SEC Proposes Changes to “Qualified Client” Definition and Dollar Amount Tests
May 12, 2011
In a release dated May 10, 2011, the Securities and Exchange Commission (the “SEC”) announced that, as directed by the Dodd-Frank Wall Street Reform and Consumer Protection Act (the “Dodd-Frank Act”), it intends to issue an order that would adjust the dollar amount thresholds for “qualified clients” as defined under rule 205-3 of the Investment Advisers Act of 1940, as amended (“Advisers Act”). In addition, the SEC announced proposed amendments to the “qualified client” definition which would require the SEC to adjust the dollar thresholds for inflation every five years and which would exclude a person’s primary residence from the net worth calculation.
Adjustments to Dollar Amount Thresholds
As directed by the Dodd-Frank Act, the SEC has announced its plans to issue an order that would raise the assets under management and net worth tests for “qualified clients”. Currently, an investment adviser registered with the SEC may only charge a performance fee in respect of investors who have at least $750,000 under management with the adviser, have a net worth of more than $1.5 million or are a qualified purchaser, as defined in section 2(a)(51)(A) of the Investment Company Act of 1940. The release announces the SEC’s plan to increase the assets under management and net worth tests to $1,000,000 and $2,000,000, respectively.
Proposed Amendments to Rule 205-3
The SEC also announced proposed amendments to rule 205-3 which would require the SEC to adjust the assets under management and net worth tests for “qualified clients” for inflation every five years. The adjustment would be based on a formula set forth in the rule which ties to the Personal Consumption Expenditures Chain-Type Price Index published by the United States Department of Commerce. This proposed change, which would be implemented by adding a new paragraph (e) to rule 205-3, is also required under the Dodd-Frank Act.
In addition, the SEC is proposing to amend the definition of “qualified client” to exclude from the calculation of an individual’s net worth the value of such person’s primary residence, as well as the amount of debt secured by the property as long as such debt is no greater than the property’s current market value. This proposed rule mirrors the change to the definition of “accredited investor” under the Securities Act of 1933, which was also implemented as part of the Dodd-Frank Act. The change acknowledges that the value of a person’s residence may not necessarily reflect such person’s financial experience or ability to bear investment risks, and therefore excludes the value of such residence in determining whether an investor is an “accredited investor” or a “qualified client”.

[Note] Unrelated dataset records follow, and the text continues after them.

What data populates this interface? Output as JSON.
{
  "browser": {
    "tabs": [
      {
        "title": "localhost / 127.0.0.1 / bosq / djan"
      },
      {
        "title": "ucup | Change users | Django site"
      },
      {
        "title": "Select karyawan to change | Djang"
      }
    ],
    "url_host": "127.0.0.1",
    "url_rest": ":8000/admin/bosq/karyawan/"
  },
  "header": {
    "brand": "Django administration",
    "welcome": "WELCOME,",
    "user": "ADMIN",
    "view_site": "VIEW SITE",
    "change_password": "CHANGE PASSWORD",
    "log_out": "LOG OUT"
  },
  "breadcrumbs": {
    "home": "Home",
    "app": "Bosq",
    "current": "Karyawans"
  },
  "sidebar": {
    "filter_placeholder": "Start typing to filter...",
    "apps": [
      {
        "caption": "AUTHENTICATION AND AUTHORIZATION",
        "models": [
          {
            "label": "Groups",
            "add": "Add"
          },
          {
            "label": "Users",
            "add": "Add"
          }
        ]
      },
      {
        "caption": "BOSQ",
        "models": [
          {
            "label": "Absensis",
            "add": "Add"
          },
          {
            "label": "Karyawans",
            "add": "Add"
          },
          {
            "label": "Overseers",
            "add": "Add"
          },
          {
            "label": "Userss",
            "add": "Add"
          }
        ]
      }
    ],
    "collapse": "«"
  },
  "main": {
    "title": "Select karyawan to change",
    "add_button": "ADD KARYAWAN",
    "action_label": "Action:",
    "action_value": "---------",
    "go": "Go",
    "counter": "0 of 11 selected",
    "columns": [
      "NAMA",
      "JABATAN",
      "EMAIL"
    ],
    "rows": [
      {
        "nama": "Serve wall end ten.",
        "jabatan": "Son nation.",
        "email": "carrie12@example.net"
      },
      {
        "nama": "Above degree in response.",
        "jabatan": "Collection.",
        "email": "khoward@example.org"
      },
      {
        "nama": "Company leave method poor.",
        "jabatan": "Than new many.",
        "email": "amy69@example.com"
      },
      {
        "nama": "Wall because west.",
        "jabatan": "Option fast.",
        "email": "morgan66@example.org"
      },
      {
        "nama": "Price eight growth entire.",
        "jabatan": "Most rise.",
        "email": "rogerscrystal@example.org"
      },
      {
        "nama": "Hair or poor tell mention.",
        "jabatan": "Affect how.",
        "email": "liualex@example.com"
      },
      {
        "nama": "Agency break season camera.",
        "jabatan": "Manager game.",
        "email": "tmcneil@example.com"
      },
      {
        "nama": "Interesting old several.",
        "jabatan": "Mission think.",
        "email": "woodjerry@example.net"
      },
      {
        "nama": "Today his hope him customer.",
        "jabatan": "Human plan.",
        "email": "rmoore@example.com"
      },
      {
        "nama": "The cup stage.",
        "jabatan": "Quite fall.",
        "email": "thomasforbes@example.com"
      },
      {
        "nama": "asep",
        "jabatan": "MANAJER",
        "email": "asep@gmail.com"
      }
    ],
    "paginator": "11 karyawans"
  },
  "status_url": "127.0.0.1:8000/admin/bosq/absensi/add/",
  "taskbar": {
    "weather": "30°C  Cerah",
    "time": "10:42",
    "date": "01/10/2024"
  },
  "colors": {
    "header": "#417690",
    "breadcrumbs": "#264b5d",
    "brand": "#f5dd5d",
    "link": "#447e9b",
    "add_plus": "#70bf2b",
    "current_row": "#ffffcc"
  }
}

In order to minimize the disruption to investment advisers’ existing contractual arrangements, the SEC is proposing to let existing performance fee arrangements remain in place as long as the contract was permissible at the time it was entered into. As a result, the new order and proposed rules would not apply retroactively to invalidate or penalize existing arrangements. However, the transition rule is limited to persons who were a party to the contract when entered into. If a new person becomes a party to the arrangement, then the rules applicable at the time such new person joins will apply with respect to such new person. Consistent with the rationale of minimizing disruption, the proposed transition rule also applies to investment advisers who were exempt from registration when the arrangements were entered into, such that the new thresholds would not apply to these existing arrangements, but would apply to any new contracts established by the investment adviser following its registration.
The SEC is accepting comments on the proposed rule until July 11, 2011.